Норрис вновь застонал и выпучил свои красные, воспаленные глаза. Теперь Бенсен увидел, что белок почти весь окрасился кровью. Зрачки его неестественно расширились, лицо было бледным, даже изжелта–бледным и очень походило на старый, ссохшийся пергамент.
— Я… я умираю, Леннард, — шептал он. — А ты… ты заставляешь меня подыхать, как… собаку, ты… свинья…
Бенсен тихо рассмеялся.
— Да не городи ты ерунды, старик, — сказал он. — Я отвезу тебя к врачу. Завтра утром. Как только улажу все с Филипсом. А до утра ты потерпишь.
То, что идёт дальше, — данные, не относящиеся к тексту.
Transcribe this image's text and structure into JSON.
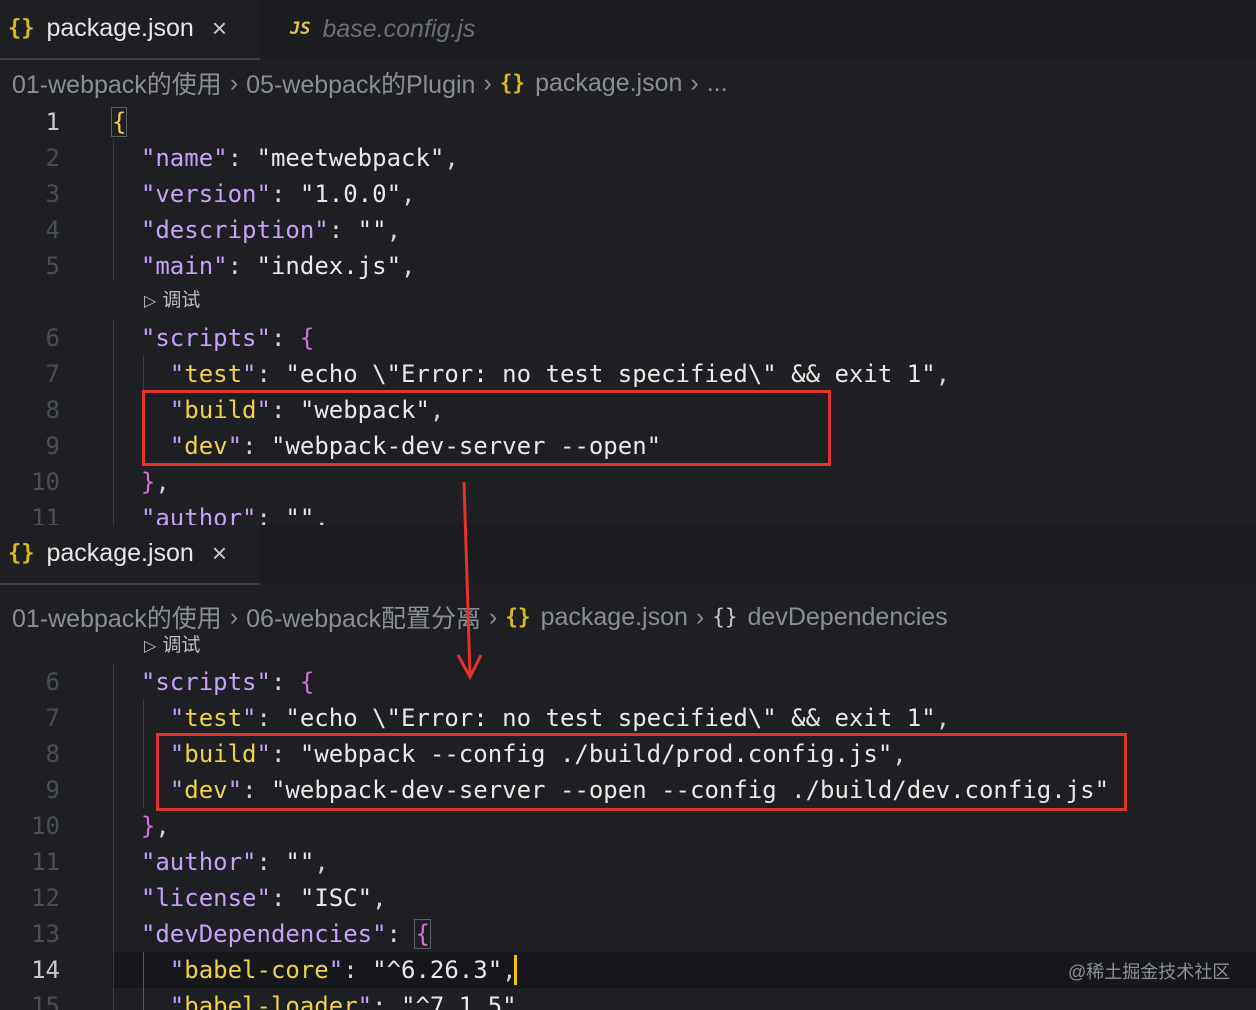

— Ты… свинья ты поганая, — хрипел больной. — Я загибаюсь, а ты смотришь и… Когда Махони тонул, ты… тоже не помог… ему.
— Я не виноват! — взвился Бенсен. — Но и не хочу упускать свой шанс только потому, что ты от страха обделался, старик. Ничего, я тебя все равно в долю возьму, даже если ты и не пойдешь. Но до утра ты уж продержись. — Он усмехнулся, но как- то неестественно. — Вот увидишь: я поработаю, а ты пенку снимешь.
— Ты…
— Я тут одну халупу знаю недалеко, — как ни в чем ни бывало продолжал Бенсен. — В это время года там никого не бывает. Я тебя отвезу туда, и ты до завтра там побудешь. А завтра я приду за тобой. С деньгами. Если до завтра не выздоровеешь, то приведу тебе врача.
— А мне… твои поганые деньги… и не нужны, — стонал Норрис. — Можешь со своим… Филипсом дела делать… а…
— Он замолк на полуслове, изогнулся в судороге и прижал руки к животу. На его рубахе образовалось темное пятно, и руки его вдруг стали мокрыми. Бенсен брезгливо сморщился, когда увидел, что из рукавов рубахи Норриса потекла сероватая жидкость и стала капать на землю. В нос ударил противный, сладковатый запах.
— Помедлив, Бенсен нагнулся, расцепил сведенные судорогой руки Норриса и перевернул его на спину.
— Черт возьми, да что же с тобой такое? — прошептал он. Норрис не отвечал, а темное пятно росло, потом такие же пятна стали проступать и на ногах, и на левом плече. Бенсен, не скрывая отвращения, выпрямился, потом протянул руку и дотронулся до Норриса. Он опешил: на ощупь тело было, словно мягкая губка.
— С трудом справившись с подступавшей к горлу тошнотой, Бенсен извлек из кармана нож и разрезал на Норрисе рубаху.
— Он увидел; что кожа его посерела. Это уже была не кожа человека, а какая–то растекавшаяся, растворившаяся, водянистая масса. Запах от нее исходил мерзейший.
— Бенсен окаменел. Вдруг у него перед глазами всплыла картина: его нога, еще мокрая от морской воды, и тонкая, сероватая нить, обернувшаяся вокруг лодыжки…
— Тряхнув головой, чтобы избавиться от этих воспоминаний, он инстинктивно отшатнулся от Норриса и не в силах был оторвать от него глаз. Этих пятен на теле становилось все больше. Дыхание стало прерывистым.
— Леннард, — умолял Норрис. — Помоги… мне. Я больше… не могу. Отвези меня… к врачу.
Бенсен стоял и молчал почти минуту. Теперь уже почти вся одежда Норриса потемнела, и вонь стала нестерпимой. Уже не было нужды разрезать его рубаху, чтобы понять, что с ним происходит.